Dubai-based global marine terminal operator DP World has announced strong financial results from its global portfolio for the 12 months ending 31 December 2016, which saw the company achieve net income of over $1 billion for the first time.
On a reported basis, revenue grew 4.9 per cent and adjusted Ebitda ($2.263 billion) increased 17.4 per cent with adjusted Ebitda margin of 54.4 per cent, delivering profit attributable to owners of the company, before separately disclosed items, of $1.127 billion, up 27.6 per cent, and EPS of 135.7 US cents, said a statement from the company.

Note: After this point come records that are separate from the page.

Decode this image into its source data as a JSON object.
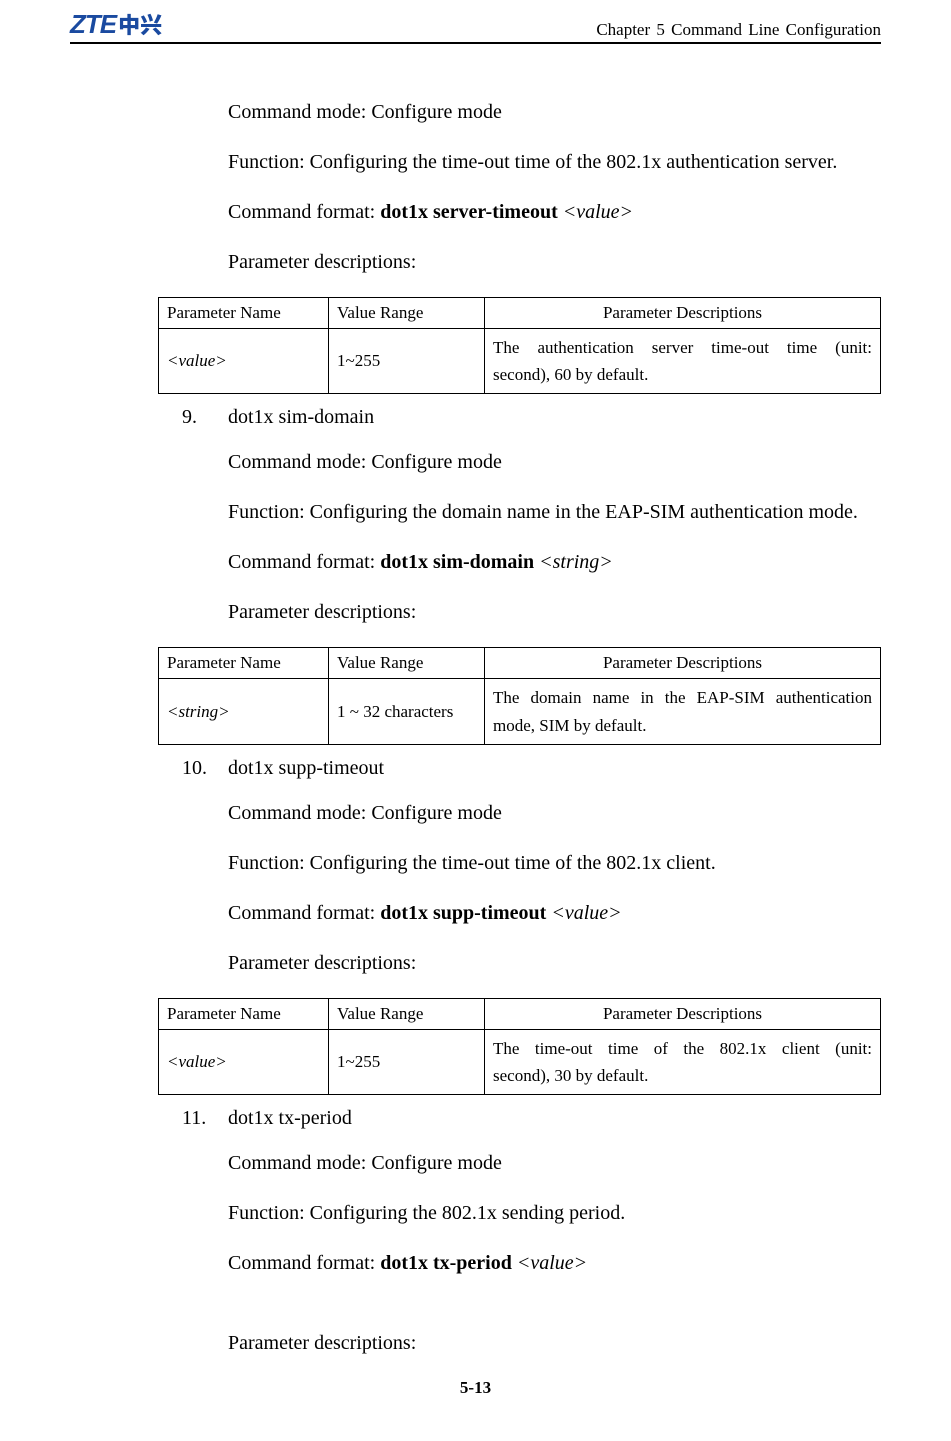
{
  "header": {
    "logo_en": "ZTE",
    "logo_ch": "中兴",
    "chapter": "Chapter 5 Command Line Configuration"
  },
  "sec8": {
    "mode": "Command mode: Configure mode",
    "func": "Function: Configuring the time-out time of the 802.1x authentication server.",
    "fmt_label": "Command format: ",
    "fmt_bold": "dot1x server-timeout ",
    "fmt_arg": "<value>",
    "pdesc": "Parameter descriptions:",
    "th1": "Parameter Name",
    "th2": "Value Range",
    "th3": "Parameter Descriptions",
    "r_name": "<value>",
    "r_range": "1~255",
    "r_desc1": "The authentication server time-out time (unit:",
    "r_desc2": "second), 60 by default."
  },
  "sec9": {
    "num": "9.",
    "title": "dot1x sim-domain",
    "mode": "Command mode: Configure mode",
    "func": "Function: Configuring the domain name in the EAP-SIM authentication mode.",
    "fmt_label": "Command format: ",
    "fmt_bold": "dot1x sim-domain ",
    "fmt_arg": "<string>",
    "pdesc": "Parameter descriptions:",
    "th1": "Parameter Name",
    "th2": "Value Range",
    "th3": "Parameter Descriptions",
    "r_name": "<string>",
    "r_range": "1 ~ 32 characters",
    "r_desc1": "The domain name in the EAP-SIM authentication",
    "r_desc2": "mode, SIM by default."
  },
  "sec10": {
    "num": "10.",
    "title": "dot1x supp-timeout",
    "mode": "Command mode: Configure mode",
    "func": "Function: Configuring the time-out time of the 802.1x client.",
    "fmt_label": "Command format: ",
    "fmt_bold": "dot1x supp-timeout ",
    "fmt_arg": "<value>",
    "pdesc": "Parameter descriptions:",
    "th1": "Parameter Name",
    "th2": "Value Range",
    "th3": "Parameter Descriptions",
    "r_name": "<value>",
    "r_range": "1~255",
    "r_desc1": "The time-out time of the 802.1x client (unit:",
    "r_desc2": "second), 30 by default."
  },
  "sec11": {
    "num": "11.",
    "title": "dot1x tx-period",
    "mode": "Command mode: Configure mode",
    "func": "Function: Configuring the 802.1x sending period.",
    "fmt_label": "Command format: ",
    "fmt_bold": "dot1x tx-period ",
    "fmt_arg": "<value>",
    "pdesc": "Parameter descriptions:"
  },
  "pagenum": "5-13"
}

On a like-for-like basis, revenue grew 1.3 per cent, adjusted Ebitda increased by 6.6 per cent with adjusted Ebitda margin of 52.6 per cent, and attributable earnings increased 6.2 per cent, it added.
The company reported a revenue of $4.163 billion, a growth of 4.9 per cent supported by full year contribution of Jebel Ali Free Zone (UAE) and Prince Rupert (Canada). Like-for-like revenue increased by 1.3 per cent driven by a 2.3 per cent increase in containerised revenue.
The group reported a volume growth of 0.4 per cent despite challenging markets. Containerised revenue per TEU (twenty-foot equivalent unit) grew 4 per cent and total revenue per TEU by 3 per cent on a like-for-like basis.
The group raised $1.2 billion in a new 7-year sukuk transaction at significantly improved terms, refinancing $1.1 billion of the existing 2017 sukuk through a tender offer and extending the debt maturity profile.
Furthermore, it raised £650 million 20- and 30-year multi tranche term financing placed with pension funds, insurance companies and financial institutions for London Gateway Port, and Canadian $603 million 7-year bank loan for the Canadian business. This further extends the debt maturity profile and reduces the refinancing risk of DP World.
By the end of 2016, gross global capacity was at 85 million TEU, an increase of approximately 15 million TEU since 2012, and the gourp expects over 100 million TEU of gross capacity by 2020, subject to market demand.